User:Jahsonic/AHE/France/Meanwhile in France: from Villon to Brantôme
From The Art and Popular Culture Encyclopedia
So far, the history of eroticism was set mainly in Germany and Italy. France, which later becomes the undisputed center of all things erotic, has not been given attention. Visually, France fares poorly in comparison with its neighbors: no obscene engravings, few instances of eroticism in paint.
Noteworthy are the already shown painting by Jean Foucquet [page x] and the famous painting School of Fontainebleau painting Gabrielle d'Estrées and One of Her Sisters (image). Two young women sitting in a bathtub, one reaches with her fingers to gently and tenderly squeeze the nipple of the other woman. Both of us look like they are from another world. Reaching the nipple is said to result from a sign of Gabrielle d'Estrees pregnancy - not an early representation of lesbian love-: one sister teaching the other lessons in her future motherhood.
On literary level, France in the Renaissance is a treasure trove of early erotic texts. Already in the 12th century Breton writer Marie de France would pen an ode to the female genitals in the Lai du Lecheor.
- I swear on my faith,
- No woman has such a pretty face
- That if she would lose her cunt,
- Friend or lover for her yield. --tr.French Arthurian Literature: Eleven Old French Narrative Lays
The poem is a testimony to famous medieval anti-feminism and gives again a very cynical view of sexual relations. The Middle Ages are characterized by a world view in which women - both in practice and in literature - are seen as only a weak decoction of man. This is due to the fact that Eve burdened mankind with original sin. Everyone knows the story: Adam and Eve both live in paradise, they are naked, have no shame. After Eve, following the advice of a devilish serpent, lets Adam eat from the forbidden apple, they both become mortal and they are driven out of paradise. God condemns Eve to terrible pains during childbirth and to be eternally subdued to Adam.

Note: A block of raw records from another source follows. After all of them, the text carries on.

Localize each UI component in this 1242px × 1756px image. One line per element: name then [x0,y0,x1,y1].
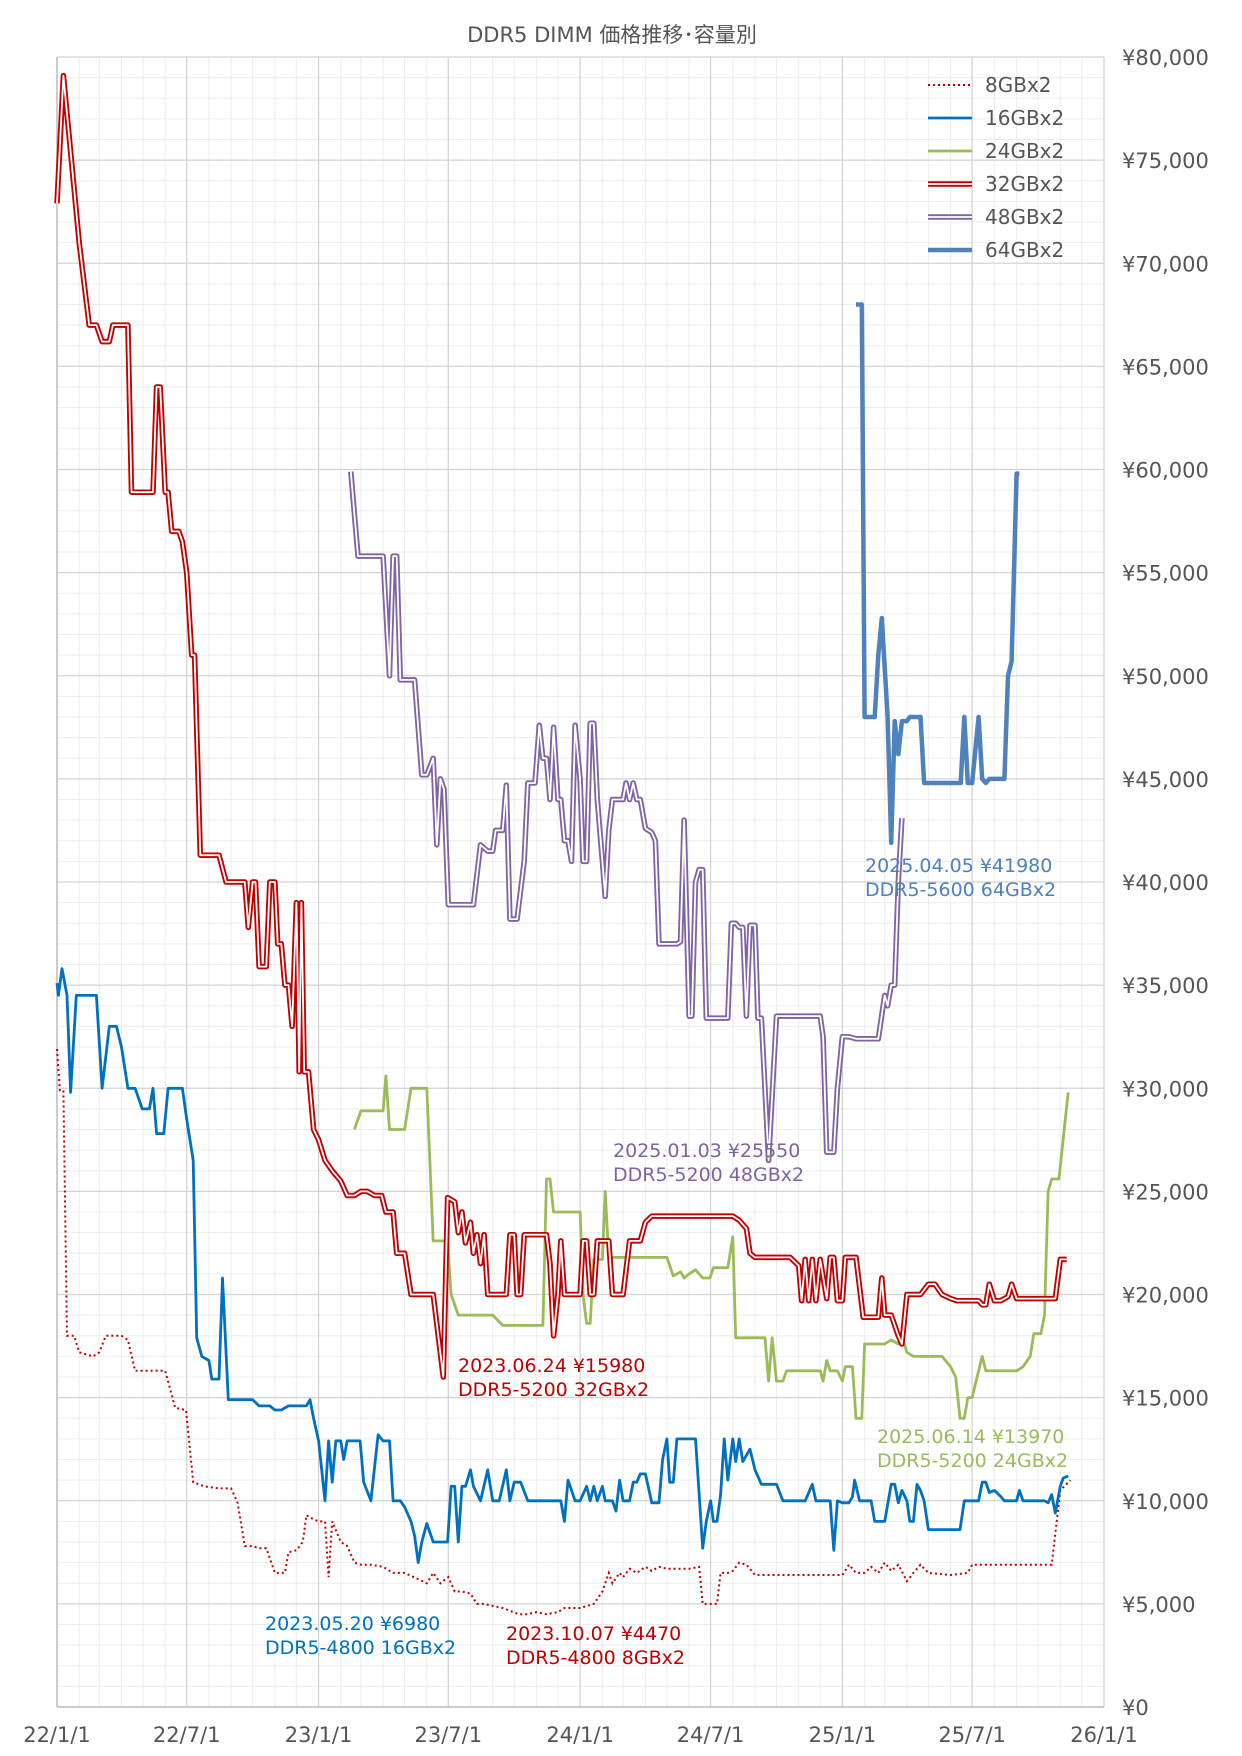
annotation-line2: DDR5-5200 48GBx2 [613,1164,804,1186]
y-tick-label: ¥45,000 [1122,768,1209,792]
x-tick-label: 26/1/1 [1070,1723,1138,1747]
annotation-line2: DDR5-5200 24GBx2 [877,1450,1068,1472]
series-64GBx2-line [856,302,1020,846]
series-24GBx2 [353,1074,1070,1420]
x-tick-label: 23/7/1 [414,1723,482,1747]
annotation-line1: 2023.10.07 ¥4470 [506,1623,681,1645]
series-24GBx2-line [353,1074,1070,1420]
y-tick-label: ¥10,000 [1122,1490,1209,1514]
series-layer [54,72,1072,1616]
y-tick-label: ¥40,000 [1122,871,1209,895]
y-tick-label: ¥50,000 [1122,665,1209,689]
legend-item-32GBx2: 32GBx2 [928,172,1064,196]
y-tick-label: ¥80,000 [1122,46,1209,70]
legend-item-24GBx2: 24GBx2 [928,139,1064,163]
legend-label: 32GBx2 [985,172,1064,196]
x-tick-label: 25/1/1 [809,1723,877,1747]
annotation-line1: 2023.06.24 ¥15980 [458,1355,645,1377]
annotation-line2: DDR5-5200 32GBx2 [458,1379,649,1401]
series-16GBx2 [55,967,1069,1564]
series-8GBx2 [56,1049,1072,1616]
axes [56,57,1104,1708]
x-tick-label: 23/1/1 [285,1723,353,1747]
y-tick-label: ¥15,000 [1122,1387,1209,1411]
y-tick-label: ¥60,000 [1122,459,1209,483]
series-16GBx2-line [55,967,1069,1564]
y-tick-label: ¥30,000 [1122,1077,1209,1101]
annotation-line1: 2025.04.05 ¥41980 [865,855,1052,877]
legend-item-48GBx2: 48GBx2 [928,205,1064,229]
legend-label: 24GBx2 [985,139,1064,163]
y-tick-label: ¥55,000 [1122,562,1209,586]
y-tick-label: ¥75,000 [1122,149,1209,173]
series-48GBx2 [348,471,905,1164]
annotation-line1: 2023.05.20 ¥6980 [265,1613,440,1635]
legend-label: 64GBx2 [985,238,1064,262]
annotation-line1: 2025.06.14 ¥13970 [877,1426,1064,1448]
series-64GBx2 [856,302,1020,846]
legend: 8GBx2 16GBx2 24GBx2 32GBx2 48GBx2 64GBx2 [928,73,1064,262]
series-32GBx2-line-inner [56,74,1067,1378]
x-tick-label: 25/7/1 [938,1723,1006,1747]
annotation-line2: DDR5-5600 64GBx2 [865,879,1056,901]
x-axis-tick-labels: 22/1/1 22/7/1 23/1/1 23/7/1 24/1/1 24/7/1 25/1… [23,1723,1138,1747]
x-tick-label: 22/7/1 [153,1723,221,1747]
annotation-line1: 2025.01.03 ¥25550 [613,1140,800,1162]
y-tick-label: ¥70,000 [1122,252,1209,276]
chart-title: DDR5 DIMM 価格推移･容量別 [467,23,757,47]
series-8GBx2-line [56,1049,1072,1616]
series-48GBx2-line-inner [349,471,903,1162]
y-tick-label: ¥65,000 [1122,355,1209,379]
legend-item-8GBx2: 8GBx2 [928,73,1052,97]
y-tick-label: ¥20,000 [1122,1284,1209,1308]
legend-item-64GBx2: 64GBx2 [928,238,1064,262]
series-32GBx2 [54,72,1067,1380]
y-axis-tick-labels: ¥0 ¥5,000 ¥10,000 ¥15,000 ¥20,000 ¥25,000 ¥30,… [1122,46,1209,1720]
y-tick-label: ¥0 [1122,1696,1149,1720]
x-tick-label: 24/7/1 [677,1723,745,1747]
annotation-line2: DDR5-4800 16GBx2 [265,1637,456,1659]
legend-label: 8GBx2 [985,73,1052,97]
legend-label: 48GBx2 [985,205,1064,229]
legend-item-16GBx2: 16GBx2 [928,106,1064,130]
y-tick-label: ¥25,000 [1122,1180,1209,1204]
annotation-line2: DDR5-4800 8GBx2 [506,1647,685,1669]
x-tick-label: 24/1/1 [546,1723,614,1747]
x-tick-label: 22/1/1 [23,1723,91,1747]
legend-label: 16GBx2 [985,106,1064,130]
y-tick-label: ¥35,000 [1122,974,1209,998]
y-tick-label: ¥5,000 [1122,1593,1195,1617]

Medieval man invokes Eve when he wants to show the inferiority of women. It is only fair to say that man often does not fare any better. While in literary circles, no mention is made of a medieval antimasculism, man is still very often portrayed as a simpleton. Since medieval writers are almost invariably men, this antimasculinist self-mockery deserves attention, which we unfortunately cannot give it now.
French literature of the late Middle Ages and the Renaissance brings five authors, who each in their own way use eroticism - or at least the human body - to explore the boundaries of the impending literary era: François Villon (1431-ca. 1463), François Rabelais (1494-1553), Clement Marot (1496-1544), Theophile de Viau (1590-1626) and Brantôme (1540-1614).